Vance, whose book chronicled the decline of his hometown and a childhood plagued by parental abandonment and drug abuse, on the Oct. 17 debate stage called out Ryan’s inaction on economic policy, border security and drug trafficking over his congressional tenure. In attack ads, Vance’s campaign accuses Ryan of “toeing the party line,” in step with President Joe Biden.

The issues and debate

Each candidate last month made his case live on-stage in the FOX 8 studios for the race’s first and only statewide debate.

The candidates sparred on the issues most top-of-mind to voters, according to recent polling, the first being the economy and record-high inflation.

“I believe we’ve gone in a fundamentally bad direction over the last couple of years,” Vance said. “I believe people deserve to go to the grocery store without breaking the bank.”

Ryan said he feels “everybody is to blame” for the inflation crisis, and said proposes a “significant tax cut” for working-class people to line their pockets.

When asked if he wanted President Biden to run again, Ryan said: “No, I’ve been very clear. I’d like to see a generational change. … We need a new generation of leadership.”

Access to abortion was the second-most important issue for voters, according to polls.

Ryan said he supports reestablishing Roe v.
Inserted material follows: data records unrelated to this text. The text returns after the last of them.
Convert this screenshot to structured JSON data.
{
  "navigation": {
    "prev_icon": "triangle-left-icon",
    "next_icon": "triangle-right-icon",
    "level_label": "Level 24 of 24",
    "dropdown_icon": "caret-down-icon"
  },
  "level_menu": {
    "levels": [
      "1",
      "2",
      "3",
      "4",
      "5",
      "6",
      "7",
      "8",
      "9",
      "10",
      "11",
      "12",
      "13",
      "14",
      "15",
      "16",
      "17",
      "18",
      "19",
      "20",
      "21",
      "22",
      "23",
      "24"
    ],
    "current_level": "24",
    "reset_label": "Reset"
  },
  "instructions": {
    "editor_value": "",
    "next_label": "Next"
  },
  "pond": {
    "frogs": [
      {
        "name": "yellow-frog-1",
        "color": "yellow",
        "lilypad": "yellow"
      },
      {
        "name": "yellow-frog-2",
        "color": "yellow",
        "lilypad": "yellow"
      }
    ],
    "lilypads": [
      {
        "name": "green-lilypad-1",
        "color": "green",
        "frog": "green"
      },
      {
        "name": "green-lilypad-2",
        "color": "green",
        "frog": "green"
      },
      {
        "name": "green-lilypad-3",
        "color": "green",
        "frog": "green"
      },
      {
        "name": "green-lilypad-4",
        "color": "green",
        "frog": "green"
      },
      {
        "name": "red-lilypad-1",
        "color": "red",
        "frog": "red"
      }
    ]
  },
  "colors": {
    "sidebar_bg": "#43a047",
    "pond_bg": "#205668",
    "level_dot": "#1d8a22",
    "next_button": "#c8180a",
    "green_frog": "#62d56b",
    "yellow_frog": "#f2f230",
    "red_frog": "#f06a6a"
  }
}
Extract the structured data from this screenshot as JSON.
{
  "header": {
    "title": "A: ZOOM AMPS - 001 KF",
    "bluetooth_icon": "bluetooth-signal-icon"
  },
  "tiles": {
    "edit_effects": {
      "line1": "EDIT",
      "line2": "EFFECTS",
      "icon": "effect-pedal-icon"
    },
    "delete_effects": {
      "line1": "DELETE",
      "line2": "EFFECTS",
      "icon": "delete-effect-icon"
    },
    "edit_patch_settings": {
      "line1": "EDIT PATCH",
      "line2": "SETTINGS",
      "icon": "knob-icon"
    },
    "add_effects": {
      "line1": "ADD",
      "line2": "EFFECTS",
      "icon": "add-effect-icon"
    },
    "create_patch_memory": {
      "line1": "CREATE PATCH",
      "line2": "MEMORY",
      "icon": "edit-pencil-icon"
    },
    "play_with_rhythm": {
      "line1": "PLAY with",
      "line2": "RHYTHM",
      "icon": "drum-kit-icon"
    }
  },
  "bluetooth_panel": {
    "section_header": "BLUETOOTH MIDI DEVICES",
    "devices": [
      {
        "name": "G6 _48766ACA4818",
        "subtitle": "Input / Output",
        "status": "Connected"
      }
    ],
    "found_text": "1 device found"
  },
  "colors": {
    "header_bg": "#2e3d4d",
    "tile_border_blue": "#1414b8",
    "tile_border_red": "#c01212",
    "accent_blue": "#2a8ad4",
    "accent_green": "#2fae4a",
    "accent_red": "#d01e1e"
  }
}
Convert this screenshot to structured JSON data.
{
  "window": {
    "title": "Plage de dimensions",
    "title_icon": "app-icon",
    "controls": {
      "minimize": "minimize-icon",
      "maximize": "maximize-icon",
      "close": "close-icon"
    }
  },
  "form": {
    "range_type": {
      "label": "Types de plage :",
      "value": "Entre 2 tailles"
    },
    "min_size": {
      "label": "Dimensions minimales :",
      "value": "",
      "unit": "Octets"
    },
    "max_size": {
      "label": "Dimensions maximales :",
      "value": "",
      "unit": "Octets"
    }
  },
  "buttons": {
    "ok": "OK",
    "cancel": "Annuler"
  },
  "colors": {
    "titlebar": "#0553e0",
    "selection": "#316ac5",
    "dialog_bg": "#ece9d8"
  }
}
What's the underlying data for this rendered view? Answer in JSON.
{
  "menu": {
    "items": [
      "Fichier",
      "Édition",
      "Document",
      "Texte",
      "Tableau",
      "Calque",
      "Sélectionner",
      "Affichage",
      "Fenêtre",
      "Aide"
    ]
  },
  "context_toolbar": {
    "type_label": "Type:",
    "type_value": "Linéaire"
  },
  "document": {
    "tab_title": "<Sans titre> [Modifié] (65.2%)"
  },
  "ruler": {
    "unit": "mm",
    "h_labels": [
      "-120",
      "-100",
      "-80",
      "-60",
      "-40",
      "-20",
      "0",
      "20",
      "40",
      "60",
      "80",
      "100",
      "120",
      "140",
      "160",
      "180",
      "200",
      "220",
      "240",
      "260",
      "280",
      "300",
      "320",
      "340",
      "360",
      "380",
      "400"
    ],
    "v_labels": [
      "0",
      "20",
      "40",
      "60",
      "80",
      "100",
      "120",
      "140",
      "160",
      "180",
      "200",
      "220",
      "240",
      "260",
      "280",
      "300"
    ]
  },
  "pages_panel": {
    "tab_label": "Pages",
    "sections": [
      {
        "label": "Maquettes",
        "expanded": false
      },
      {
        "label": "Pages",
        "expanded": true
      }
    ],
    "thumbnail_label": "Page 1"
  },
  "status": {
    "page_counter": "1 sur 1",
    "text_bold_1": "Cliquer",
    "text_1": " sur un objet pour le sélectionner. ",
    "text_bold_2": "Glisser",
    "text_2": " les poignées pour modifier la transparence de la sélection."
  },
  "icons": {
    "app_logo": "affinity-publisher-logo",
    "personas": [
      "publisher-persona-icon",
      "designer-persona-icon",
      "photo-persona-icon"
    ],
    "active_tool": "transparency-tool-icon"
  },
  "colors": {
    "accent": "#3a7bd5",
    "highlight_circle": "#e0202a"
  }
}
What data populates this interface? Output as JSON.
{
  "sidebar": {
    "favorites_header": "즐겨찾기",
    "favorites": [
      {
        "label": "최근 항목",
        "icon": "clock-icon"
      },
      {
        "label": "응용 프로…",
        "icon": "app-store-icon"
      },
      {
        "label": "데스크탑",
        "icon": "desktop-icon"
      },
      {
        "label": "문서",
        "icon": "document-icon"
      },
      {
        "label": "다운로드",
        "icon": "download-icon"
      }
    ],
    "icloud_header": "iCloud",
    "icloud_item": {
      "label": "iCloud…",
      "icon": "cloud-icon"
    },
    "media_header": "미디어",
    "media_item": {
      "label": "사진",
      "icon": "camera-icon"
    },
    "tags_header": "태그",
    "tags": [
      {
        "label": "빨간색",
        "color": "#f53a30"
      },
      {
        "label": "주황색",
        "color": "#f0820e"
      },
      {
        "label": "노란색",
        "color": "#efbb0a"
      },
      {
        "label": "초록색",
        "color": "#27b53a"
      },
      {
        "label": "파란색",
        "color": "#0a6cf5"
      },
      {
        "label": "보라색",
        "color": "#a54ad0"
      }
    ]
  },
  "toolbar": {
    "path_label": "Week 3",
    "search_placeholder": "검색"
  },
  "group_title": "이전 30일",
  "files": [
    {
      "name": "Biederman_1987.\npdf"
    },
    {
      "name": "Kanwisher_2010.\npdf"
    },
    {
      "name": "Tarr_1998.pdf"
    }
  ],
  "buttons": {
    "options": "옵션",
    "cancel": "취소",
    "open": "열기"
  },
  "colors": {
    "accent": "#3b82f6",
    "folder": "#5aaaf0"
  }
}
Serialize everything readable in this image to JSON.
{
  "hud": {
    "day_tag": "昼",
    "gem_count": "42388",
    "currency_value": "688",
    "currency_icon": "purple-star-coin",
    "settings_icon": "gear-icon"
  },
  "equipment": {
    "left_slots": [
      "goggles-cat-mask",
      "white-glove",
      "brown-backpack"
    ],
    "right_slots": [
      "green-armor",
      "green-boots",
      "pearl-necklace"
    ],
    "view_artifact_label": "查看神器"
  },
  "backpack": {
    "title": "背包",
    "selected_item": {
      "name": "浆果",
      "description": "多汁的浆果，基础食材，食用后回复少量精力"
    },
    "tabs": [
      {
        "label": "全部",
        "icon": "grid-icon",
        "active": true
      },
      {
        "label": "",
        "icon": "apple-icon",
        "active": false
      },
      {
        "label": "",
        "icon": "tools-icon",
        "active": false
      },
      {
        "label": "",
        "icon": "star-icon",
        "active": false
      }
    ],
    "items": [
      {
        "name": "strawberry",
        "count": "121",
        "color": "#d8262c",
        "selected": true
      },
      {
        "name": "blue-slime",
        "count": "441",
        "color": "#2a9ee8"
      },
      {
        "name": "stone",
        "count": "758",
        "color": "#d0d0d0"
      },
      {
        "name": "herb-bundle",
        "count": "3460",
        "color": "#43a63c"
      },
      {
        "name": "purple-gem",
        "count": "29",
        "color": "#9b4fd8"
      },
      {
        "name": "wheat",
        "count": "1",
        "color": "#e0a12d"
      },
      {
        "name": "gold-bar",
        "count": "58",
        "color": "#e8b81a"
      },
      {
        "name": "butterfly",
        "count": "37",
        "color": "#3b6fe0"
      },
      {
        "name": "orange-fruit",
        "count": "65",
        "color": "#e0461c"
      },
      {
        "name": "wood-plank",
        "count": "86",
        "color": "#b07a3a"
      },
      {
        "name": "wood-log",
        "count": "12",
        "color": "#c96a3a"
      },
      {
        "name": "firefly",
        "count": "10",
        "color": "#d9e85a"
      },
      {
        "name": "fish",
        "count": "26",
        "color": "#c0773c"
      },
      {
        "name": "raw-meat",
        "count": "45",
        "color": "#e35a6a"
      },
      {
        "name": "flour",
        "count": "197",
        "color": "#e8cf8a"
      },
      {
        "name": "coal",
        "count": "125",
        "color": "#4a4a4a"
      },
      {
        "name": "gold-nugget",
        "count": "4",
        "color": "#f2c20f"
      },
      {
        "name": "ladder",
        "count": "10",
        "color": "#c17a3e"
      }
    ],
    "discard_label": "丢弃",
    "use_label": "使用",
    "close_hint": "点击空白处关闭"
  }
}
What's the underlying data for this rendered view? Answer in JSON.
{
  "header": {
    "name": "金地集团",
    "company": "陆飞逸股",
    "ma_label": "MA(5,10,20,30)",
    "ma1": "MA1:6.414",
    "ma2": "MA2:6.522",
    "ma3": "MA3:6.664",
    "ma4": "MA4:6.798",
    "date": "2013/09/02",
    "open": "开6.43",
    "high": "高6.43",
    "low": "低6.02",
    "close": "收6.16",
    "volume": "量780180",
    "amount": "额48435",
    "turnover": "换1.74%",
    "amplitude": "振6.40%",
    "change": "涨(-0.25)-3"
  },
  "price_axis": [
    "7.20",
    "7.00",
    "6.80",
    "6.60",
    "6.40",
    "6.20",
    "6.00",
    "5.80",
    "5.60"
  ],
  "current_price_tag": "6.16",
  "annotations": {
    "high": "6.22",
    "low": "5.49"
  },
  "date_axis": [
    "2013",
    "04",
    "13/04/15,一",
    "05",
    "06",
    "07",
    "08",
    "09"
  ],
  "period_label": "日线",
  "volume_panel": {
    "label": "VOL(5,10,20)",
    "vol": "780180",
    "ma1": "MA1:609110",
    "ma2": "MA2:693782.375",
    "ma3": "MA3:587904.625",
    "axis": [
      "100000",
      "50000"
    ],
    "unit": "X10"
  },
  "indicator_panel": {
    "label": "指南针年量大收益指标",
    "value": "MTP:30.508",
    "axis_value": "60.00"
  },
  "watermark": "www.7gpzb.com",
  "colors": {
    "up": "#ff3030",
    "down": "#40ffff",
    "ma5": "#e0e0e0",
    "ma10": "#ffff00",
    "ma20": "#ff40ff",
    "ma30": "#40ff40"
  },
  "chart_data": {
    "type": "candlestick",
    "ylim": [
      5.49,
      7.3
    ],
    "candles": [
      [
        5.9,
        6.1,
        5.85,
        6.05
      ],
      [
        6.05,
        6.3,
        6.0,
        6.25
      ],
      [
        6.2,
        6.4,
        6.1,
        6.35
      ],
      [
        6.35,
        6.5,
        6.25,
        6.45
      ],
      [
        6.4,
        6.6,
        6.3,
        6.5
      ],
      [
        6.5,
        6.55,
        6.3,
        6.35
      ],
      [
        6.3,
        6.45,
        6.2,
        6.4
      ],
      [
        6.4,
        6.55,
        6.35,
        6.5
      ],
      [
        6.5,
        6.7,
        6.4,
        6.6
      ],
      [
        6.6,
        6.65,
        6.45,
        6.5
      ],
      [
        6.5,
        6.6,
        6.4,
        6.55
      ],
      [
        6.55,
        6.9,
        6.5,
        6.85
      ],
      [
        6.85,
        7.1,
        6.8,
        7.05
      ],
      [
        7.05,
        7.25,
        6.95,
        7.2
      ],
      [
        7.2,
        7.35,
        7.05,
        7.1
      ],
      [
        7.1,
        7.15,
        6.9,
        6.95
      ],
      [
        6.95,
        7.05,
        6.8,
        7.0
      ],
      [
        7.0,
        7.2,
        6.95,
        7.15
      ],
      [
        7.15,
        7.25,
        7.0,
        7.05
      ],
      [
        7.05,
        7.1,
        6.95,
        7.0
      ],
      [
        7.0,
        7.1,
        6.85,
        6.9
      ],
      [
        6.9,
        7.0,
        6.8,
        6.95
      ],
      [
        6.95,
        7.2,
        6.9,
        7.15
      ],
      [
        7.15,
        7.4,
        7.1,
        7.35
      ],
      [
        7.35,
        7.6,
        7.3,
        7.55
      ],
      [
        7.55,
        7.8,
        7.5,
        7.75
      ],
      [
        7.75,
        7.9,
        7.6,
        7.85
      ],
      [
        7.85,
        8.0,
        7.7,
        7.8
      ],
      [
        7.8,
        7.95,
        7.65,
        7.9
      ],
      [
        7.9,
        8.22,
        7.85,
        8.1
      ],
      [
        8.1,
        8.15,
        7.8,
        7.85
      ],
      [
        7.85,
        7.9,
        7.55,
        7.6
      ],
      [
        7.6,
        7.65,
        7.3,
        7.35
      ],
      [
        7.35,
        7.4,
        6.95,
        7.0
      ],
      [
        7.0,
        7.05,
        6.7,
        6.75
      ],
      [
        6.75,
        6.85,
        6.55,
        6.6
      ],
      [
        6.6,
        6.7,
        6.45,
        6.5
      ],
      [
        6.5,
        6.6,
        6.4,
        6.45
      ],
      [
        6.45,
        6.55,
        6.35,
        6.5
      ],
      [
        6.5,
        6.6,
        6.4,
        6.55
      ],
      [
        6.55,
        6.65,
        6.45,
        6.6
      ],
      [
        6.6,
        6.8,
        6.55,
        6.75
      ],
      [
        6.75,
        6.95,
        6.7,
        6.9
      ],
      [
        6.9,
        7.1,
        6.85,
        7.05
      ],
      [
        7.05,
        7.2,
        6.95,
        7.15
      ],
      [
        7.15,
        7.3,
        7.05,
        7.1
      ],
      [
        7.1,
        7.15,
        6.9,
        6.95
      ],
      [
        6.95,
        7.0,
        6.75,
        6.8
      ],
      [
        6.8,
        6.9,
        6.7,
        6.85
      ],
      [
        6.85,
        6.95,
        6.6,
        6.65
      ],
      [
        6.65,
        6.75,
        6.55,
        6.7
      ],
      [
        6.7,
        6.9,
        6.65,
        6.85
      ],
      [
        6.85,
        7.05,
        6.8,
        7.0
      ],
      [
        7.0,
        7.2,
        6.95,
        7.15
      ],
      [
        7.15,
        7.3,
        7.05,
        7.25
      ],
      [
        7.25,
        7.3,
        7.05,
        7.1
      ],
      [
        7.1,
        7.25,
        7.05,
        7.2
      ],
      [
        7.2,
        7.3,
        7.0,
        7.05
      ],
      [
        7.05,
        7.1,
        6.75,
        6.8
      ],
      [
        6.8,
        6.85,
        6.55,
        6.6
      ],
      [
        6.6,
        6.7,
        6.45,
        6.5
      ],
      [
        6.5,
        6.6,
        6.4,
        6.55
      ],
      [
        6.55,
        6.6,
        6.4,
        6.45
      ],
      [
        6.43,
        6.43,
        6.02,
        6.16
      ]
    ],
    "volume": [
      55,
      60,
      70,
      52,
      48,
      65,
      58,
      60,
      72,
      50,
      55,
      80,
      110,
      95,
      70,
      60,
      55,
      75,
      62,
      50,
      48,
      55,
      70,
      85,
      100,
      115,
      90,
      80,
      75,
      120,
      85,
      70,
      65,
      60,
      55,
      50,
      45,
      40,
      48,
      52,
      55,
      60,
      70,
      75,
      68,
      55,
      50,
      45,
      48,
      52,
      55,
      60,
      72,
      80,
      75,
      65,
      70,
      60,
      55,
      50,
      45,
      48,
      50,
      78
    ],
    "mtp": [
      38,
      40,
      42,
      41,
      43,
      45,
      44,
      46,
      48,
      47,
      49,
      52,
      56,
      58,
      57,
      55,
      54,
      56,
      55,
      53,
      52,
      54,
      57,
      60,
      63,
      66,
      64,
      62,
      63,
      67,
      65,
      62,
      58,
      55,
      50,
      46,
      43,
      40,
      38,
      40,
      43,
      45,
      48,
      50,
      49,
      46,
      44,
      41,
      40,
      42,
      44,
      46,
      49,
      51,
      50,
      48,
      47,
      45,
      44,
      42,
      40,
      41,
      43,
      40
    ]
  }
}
Wade, the U.S. Supreme Court precedent that made access to abortion a constitutional right, said he thinks the federal government should codify abortion access.

Vance, when asked if he supported a Republican bill in the Senate to ban abortions nationwide after 15 weeks, said he supports minimum national standards.

“Ohio’s going to want to have different abortion laws than California, than Texas. I think Ohio should have that right,” he said.

Below are the candidates’ closing statements from the Oct. 17 debate:

The polls

The race for the U.S. Senate seat soon to be vacated by retiring Republican Senator Rob Portman of Cincinnati has stayed competitive, with various pre-election polls giving only slight advantage to either candidate.

Ohio voters who participated in a September poll conducted by Emerson College, FOX 8 and The Hill gave a 4% edge to Vance. Vance earned 44% of the vote to Ryan’s 40%, which was within the poll’s margin of error of plus or minus three percentage points, The Hill reported. More recent polling showed the Republican has widened that lead, with 51% of voters supporting Vance, 43% supporting Ryan.

“Independent voters favor JD Vance by a two-point margin, 51% of which name the economy as their most important issue. Additionally, a stark gender divide exists on the Senate ballot, reflective of other Senate polling this cycle. Men break for Vance by 19 points, whereas women break for Ryan by eight points,” Spencer Kimball, Executive Director of Emerson College Polling, said in September.

In a FOX 8 poll of more than 5,000 viewers after the candidates debated in Cleveland, 58.7% of viewers said Vance won the debate, while 41.3% said Ryan won.

One area where Ryan has dominated is funding. Ryan’s campaign outraised Vance’s nearly 4 to 1 as of the last campaign finance deadline before the election, bringing in $48.1 million to Vance’s $12.7 million, according to Federal Election Commission records.

Of Ryan’s war chest, $45.3 million had been spent, records show. Vance, by comparison, spent $9.8 million.